The party, which describes itself as "the movement of patriots and conservatives," cannot hide its fascist family tree, heir to the Italian Social Movement (MSI) founded in 1946 by dignitaries of the Mussolini regime. With only 5% of the votes in the House and Senate in the 2018 elections, the "Brothers of Italy" have risen to power from the opposition, criticizing both the management of the coronavirus pandemic and immigration policy and standing out from Mario Draghi's broad national unity coalition, supported by all other parties.
An ex-fan of Mussolini, the 45-year-old Roman has succeeded in de-demonizing her party and catalyzing the discontent and frustrations of her compatriots around her name. On social issues, Giorgia Meloni is ultra-conservative: "Yes to the natural family, no to the LGBT lobby! Yes to sexual identity, no to gender ideology! Yes to the culture of life, no to the abyss of death!", proclaimed in June the one who also promises to fight "against the Islamization of Europe".

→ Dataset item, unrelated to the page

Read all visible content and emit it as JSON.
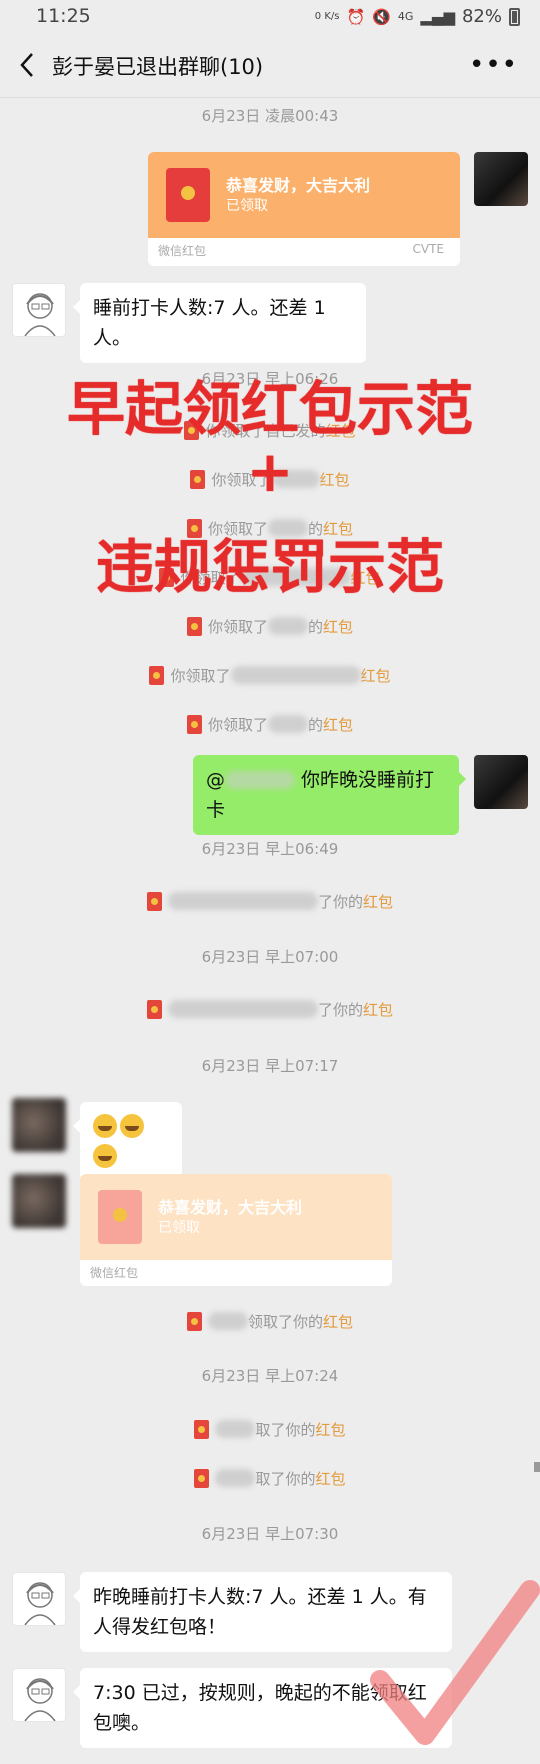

But the mass is not said: "unpredictable, the elections are played on the emotion and at the last moment", reminds AFP Emiliana De Blasio, professor of sociology at the Luiss University of Rome, while emphasizing the key role of undecided and the importance of the final rate of participation. The scores of the 5 Star Movement (M5S, ex-antisystem), credited with having instituted a minimum income for the poorest, and the Democratic Party (PD, left), well established locally, could also hold surprises, especially in the south of the country.